Le problème majeur du monde contemporain est évidemment la tendance du secteur public à s’étendre sans cesse, et surtout sans contrôle. Les structures politiques modernes, avec la confusion entre droit et législation, et l’absence de contrôle sur le monopole gouvernemental amènent l’État à élargir constamment l’assiette fiscale en qualifiant arbitrairement de services publics un nombre de plus en plus considérable de biens. Il n’existe en fait qu’un seul service qui soit, depuis l’origine, sans ambiguïté, public et qui nécessite l’attribution de grands pouvoirs discrétionnaires au gouvernement, c’est la protection contre l’ennemi extérieur. Et justement, les périodes de guerre et de préparation à la guerre permettent aux gouvernements de centraliser leurs pouvoirs et d’augmenter la ponction fiscale. C’est ainsi à la faveur de la Seconde Guerre qu’a triomphé la révolution keynésienne.
C’est abusivement que des domaines comme celui de l’émission monétaire ou des services postaux sont tombés sous la coupe gouvernementale, au même titre que la protection gouvernementale. Hayek, et en cela il s’oppose à Friedman, préconise la dénationalisation de la monnaie dont le monopole donne à l’État le pouvoir de générer l’inflation et de dépouiller sans contrainte les citoyens. Dans le cas des postes, dont la prise en charge tient historiquement à la volonté gouvernementale de surveiller la correspondance des sujets, le monopole donne aux syndicats un pouvoir coercitif et leur permet de prendre le public en otage pour améliorer les avantages corporatifs de leurs membres. On constate un phénomène analogue dans ce que Hayek appelle les autres « syndicalo-services publics » : transports, communications, fourniture d’énergie. Il s’agit là de domaines qui ne sont d’aucune manière naturellement publics et qui, dans la plupart des cas, seraient mieux gérés par l’entreprise privée. Les monopoles empêchent la concurrence et engendrent une fixation politique des tarifs qui favorise, selon Hayek, l’étalement tentaculaire des villes. Le monopole étatique sur la radiotélévision est évidemment une autre situation tout à fait inacceptable, même s’il est souhaitable que certains types d’informations soient rendus gratuitement accessibles.
Conclusion
C’est sur une construction théorique complexe que Hayek assoit sa condamnation du socialisme et de toute forme d’interventionnisme. Son libéralisme est différent de celui d’autres courants libéraux contemporains, tels ceux qu’on peut associer à Friedman et au monétarisme, ou encore à Lucas et à la nouvelle économie classique. Au premier, Hayek reproche sa croyance dans les agrégats macroéconomiques et il oppose au programme friedmanien de règle monétaire celui de dénationalisation de la monnaie, ordre spontané par excellence. Au second, il reproche sa croyance dans l’équilibre général. Plus encore, Hayek s’oppose à d’autres tenants de l’école autrichienne, y compris, et de plus en plus ouvertement après le décès de celui-ci, à son premier maître, Mises, à qui il reproche son apriorisme radical, dont les fondements seraient rationalistes.

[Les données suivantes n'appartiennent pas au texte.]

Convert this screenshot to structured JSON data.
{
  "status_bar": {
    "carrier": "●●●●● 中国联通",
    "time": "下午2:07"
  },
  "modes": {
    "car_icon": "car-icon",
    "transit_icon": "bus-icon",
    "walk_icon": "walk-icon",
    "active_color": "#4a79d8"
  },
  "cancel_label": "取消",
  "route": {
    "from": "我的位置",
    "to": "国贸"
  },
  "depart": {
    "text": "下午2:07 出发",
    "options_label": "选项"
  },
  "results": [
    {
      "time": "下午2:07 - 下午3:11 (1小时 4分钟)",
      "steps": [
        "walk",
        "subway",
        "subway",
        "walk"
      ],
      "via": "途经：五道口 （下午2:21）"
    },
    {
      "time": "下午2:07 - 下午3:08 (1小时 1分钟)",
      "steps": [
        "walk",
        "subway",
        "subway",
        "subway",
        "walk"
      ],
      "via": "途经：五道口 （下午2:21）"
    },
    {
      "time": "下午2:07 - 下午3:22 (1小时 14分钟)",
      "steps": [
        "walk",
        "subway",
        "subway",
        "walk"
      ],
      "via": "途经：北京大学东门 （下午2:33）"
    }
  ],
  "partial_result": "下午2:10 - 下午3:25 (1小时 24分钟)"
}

Hayek conclut La constitution de la liberté par un texte intitulé « Pourquoi je ne suis pas un conservateur ? » Conservatisme, socialisme et libéralisme sont pour lui les trois pôles de la pensée politique moderne. À son avis, les deux premiers sont beaucoup plus proches qu’on ne le pense, et son libéralisme est aussi éloigné de l’un que de l’autre.
Comme les socialistes, les conservateurs croient à l’autorité et ne comprennent pas l’ordre spontané, le jeu des forces économiques. Ils acceptent la coercition si le but est considéré comme bon; ils sont prêts à utiliser beaucoup de moyens pour imposer leurs fins, comme les socialistes. Ils sont, comme les socialistes, nationalistes. Ils craignent le changement, alors que les libéraux sont pour le progrès, sachant qu’on ne peut prédire l’endroit où il nous mènera. L’ennui, c’est que même le mot «libéral» a été perverti, en particulier aux États-Unis où il est employé pour caractériser en fait les sociaux-démocrates.

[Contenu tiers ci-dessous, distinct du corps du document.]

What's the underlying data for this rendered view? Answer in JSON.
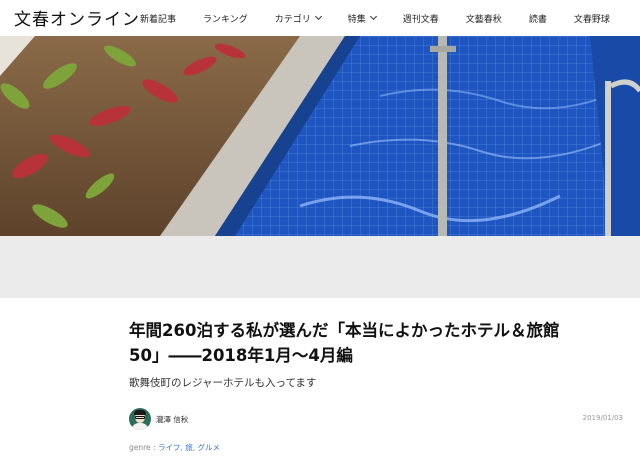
{
  "site": {
    "logo": "文春オンライン"
  },
  "nav": {
    "items": [
      {
        "label": "新着記事",
        "has_dropdown": false
      },
      {
        "label": "ランキング",
        "has_dropdown": false
      },
      {
        "label": "カテゴリ",
        "has_dropdown": true
      },
      {
        "label": "特集",
        "has_dropdown": true
      },
      {
        "label": "週刊文春",
        "has_dropdown": false
      },
      {
        "label": "文藝春秋",
        "has_dropdown": false
      },
      {
        "label": "読書",
        "has_dropdown": false
      },
      {
        "label": "文春野球",
        "has_dropdown": false
      }
    ]
  },
  "article": {
    "title_line1": "年間260泊する私が選んだ「本当によかったホテル＆旅館",
    "title_line2": "50」――2018年1月～4月編",
    "subtitle": "歌舞伎町のレジャーホテルも入ってます",
    "author": "瀧澤 信秋",
    "date": "2019/01/03",
    "genre_label": "genre : ",
    "genres": [
      "ライフ",
      "旅",
      "グルメ"
    ]
  },
  "colors": {
    "pool_blue": "#1d4fb5",
    "link_blue": "#2a73c9",
    "gray_band": "#ebebeb"
  },
  "icons": {
    "dropdown": "chevron-down-icon"
  }
}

Hayek n’aime pas le mot « libertarien » et ses connotations anarchistes. L’anarchisme est pour lui une variante du totalitarisme. Et contrairement aux anarcho-capitalistes, il attribue une place importante à l’État dans son système. Quoique limité par la règle de droit, l’État n’en a pas moins le monopole de la coercition. Il encadre l’ordre spontané, le marché qui nécessite un cadre juridique. La police, l’armée et la justice privées préconisées par David Friedman et les anarcho-capitalistes sont donc inconcevables pour Hayek. Il admet aussi que l’État intervienne dans tous les autres domaines, dont celui de l’économie, à condition qu’il n’exerce nulle part un monopole, y compris dans un domaine comme celui de l’émission de la monnaie.

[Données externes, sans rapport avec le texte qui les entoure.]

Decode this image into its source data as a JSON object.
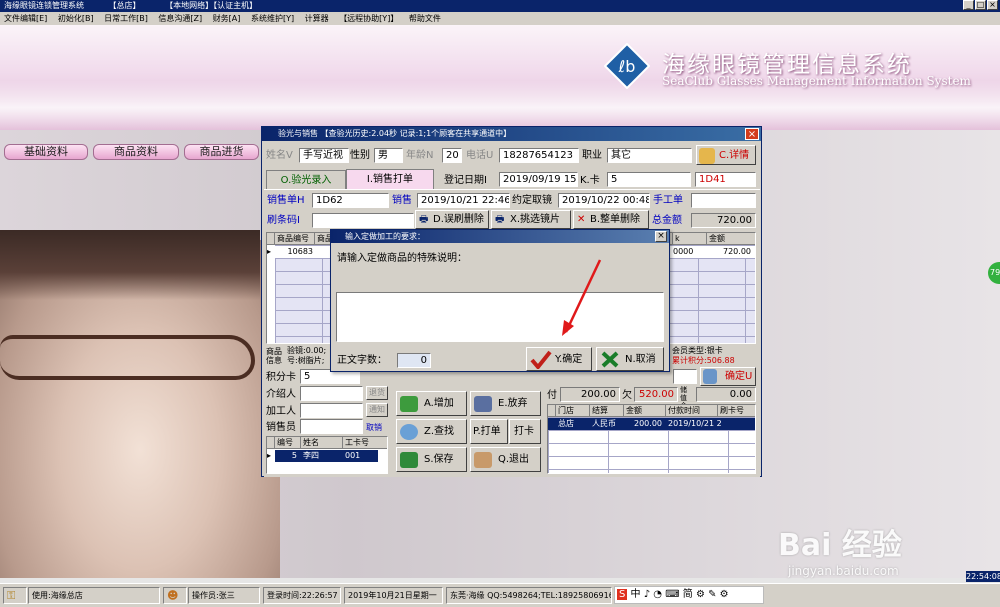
{
  "app": {
    "title_parts": [
      "海缘眼镜连锁管理系统",
      "【总店】",
      "【本地网络】【认证主机】"
    ],
    "min": "_",
    "max": "□",
    "close": "×"
  },
  "menu": [
    "文件编辑[E]",
    "初始化[B]",
    "日常工作[B]",
    "信息沟通[Z]",
    "财务[A]",
    "系统维护[Y]",
    "计算器",
    "【远程协助[Y]】",
    "帮助文件"
  ],
  "banner": {
    "title_cn": "海缘眼镜管理信息系统",
    "title_en": "SeaClub Glasses Management Information System",
    "brand_color": "#1f5fa5"
  },
  "side_buttons": [
    "基础资料",
    "商品资料",
    "商品进货"
  ],
  "right_badge": "79",
  "window": {
    "title": "验光与销售  【查验光历史:2.04秒  记录:1;1个顾客在共享通道中】",
    "close": "×",
    "name_label": "姓名V",
    "name_value": "手写近视",
    "gender_label": "性别",
    "gender_value": "男",
    "age_label": "年龄N",
    "age_value": "20",
    "phone_label": "电话U",
    "phone_value": "18287654123",
    "job_label": "职业",
    "job_value": "其它",
    "detail_btn": "C.详情",
    "tab_optometry": "O.验光录入",
    "tab_sales": "I.销售打单",
    "regdate_label": "登记日期I",
    "regdate_value": "2019/09/19 15",
    "card_label": "K.卡",
    "card_value": "5",
    "card_code": "1D41",
    "order_label": "销售单H",
    "order_value": "1D62",
    "sale_label": "销售",
    "sale_value": "2019/10/21 22:46",
    "pickup_label": "约定取镜",
    "pickup_value": "2019/10/22 00:48",
    "manual_label": "手工单",
    "scan_label": "刷条码I",
    "delete_scan_btn": "D.误刷删除",
    "pick_lens_btn": "X.挑选镜片",
    "delete_order_btn": "B.整单删除",
    "total_label": "总金额",
    "total_value": "720.00",
    "items_grid": {
      "headers": [
        "商品编号",
        "商品",
        "k",
        "金额"
      ],
      "row": {
        "code": "10683",
        "k": "0000",
        "amount": "720.00"
      }
    },
    "product_info": "商品信息",
    "optometry_line1": "验镜:0.00;",
    "optometry_line2": "号:树脂片;",
    "member_type": "会员类型:银卡",
    "points": "累计积分:506.88",
    "points_card_label": "积分卡",
    "points_card_value": "5",
    "confirm_btn": "确定U",
    "introducer_label": "介绍人",
    "refund_btn": "退货",
    "processor_label": "加工人",
    "notify_btn": "通知",
    "salesperson_label": "销售员",
    "cancel_small": "取销",
    "staff_grid": {
      "headers": [
        "编号",
        "姓名",
        "工卡号"
      ],
      "row": {
        "id": "5",
        "name": "李四",
        "card": "001"
      }
    },
    "add_btn": "A.增加",
    "abandon_btn": "E.放弃",
    "find_btn": "Z.查找",
    "print_btn": "P.打单",
    "clock_btn": "打卡",
    "save_btn": "S.保存",
    "exit_btn": "Q.退出",
    "pay_label": "付",
    "pay_value": "200.00",
    "owe_label": "欠",
    "owe_value": "520.00",
    "balance_label": "储值余额",
    "balance_value": "0.00",
    "pay_grid": {
      "headers": [
        "门店",
        "结算",
        "金额",
        "付款时间",
        "刷卡号"
      ],
      "row": {
        "store": "总店",
        "method": "人民币",
        "amount": "200.00",
        "time": "2019/10/21 2"
      }
    }
  },
  "popup": {
    "title": "输入定做加工的要求：",
    "close": "×",
    "prompt": "请输入定做商品的特殊说明：",
    "count_label": "正文字数：",
    "count_value": "0",
    "ok_btn": "Y.确定",
    "cancel_btn": "N.取消"
  },
  "status": {
    "user": "使用:海缘总店",
    "operator": "操作员:张三",
    "login": "登录时间:22:26:57",
    "date": "2019年10月21日星期一",
    "contact": "东莞·海缘 QQ:5498264;TEL:18925806916,07",
    "clock": "22:54:08"
  },
  "ime": "中 ♪ ◔ ⌨ 简 ⚙ ✎ ⚙",
  "watermark": {
    "logo": "Bai 经验",
    "url": "jingyan.baidu.com"
  }
}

À la recherche d’une étiquette pour se caractériser lui-même, Hayek la trouve finalement dans le vieil héritage libéral qui est né avec la glorieuse révolution anglaise : « Plus j’en apprends concernant l’histoire des idées, plus je pense que je suis simplement et essentiellement un « Old Whig » impénitent. » (Hayek [1960] 1994, p. 404.)
Quelle influence ce vieux Whig a-t-il exercée sur les architectes de la vague actuelle de déréglementation? Il n’est pas facile de répondre à cette question. Cette influence est à la fois énorme et diffuse. Énorme parce que Hayek, en dépit de ses idiosyncrasies et de son hétérodoxie au sein du libéralisme contemporain, est en même temps l’un des théoriciens de ce dernier les plus cohérents et les plus érudits. C’est aussi, on l’a vu au début, un organisateur infatigable qui a regroupé les penseurs du libéralisme dès la fin de la guerre. À ce double titre, il a exercé une très forte influence sur plusieurs penseurs et, à travers eux, sur plusieurs décideurs. L’attribution du prix Nobel, en 1974, a évidemment conforté cette influence.
En même temps, l’œuvre de Hayek est immense, complexe et la plupart du temps d’un accès difficile. On peut penser sans risque de se tromper qu’elle n’a pas été beaucoup lue et étudiée, y compris par ses disciples. En cela, Hayek partage le sort de deux de ses adversaires, Keynes et Marx. Les fondements philosophiques de son libéralisme sont très peu connus. On ne retient que certaines formules chocs résumant son opposition au keynésianisme et à l’État interventionniste, formules qui, la plupart du temps, ne sont pas de lui, mais de disciples.
Le programme de transformation de Hayek est aussi relativement peu connu et souvent mal compris. Nous avons vu que sa remise en question de l’État n’était pas aussi radicale qu’on le pense. Mais en même temps, sa critique de l’interventionnisme est radicale. Il est donc indéniable que son argumentation a servi d’appui à des décisions, prises un peu partout dans le monde, de démanteler un système mis en place depuis la révolution keynésienne.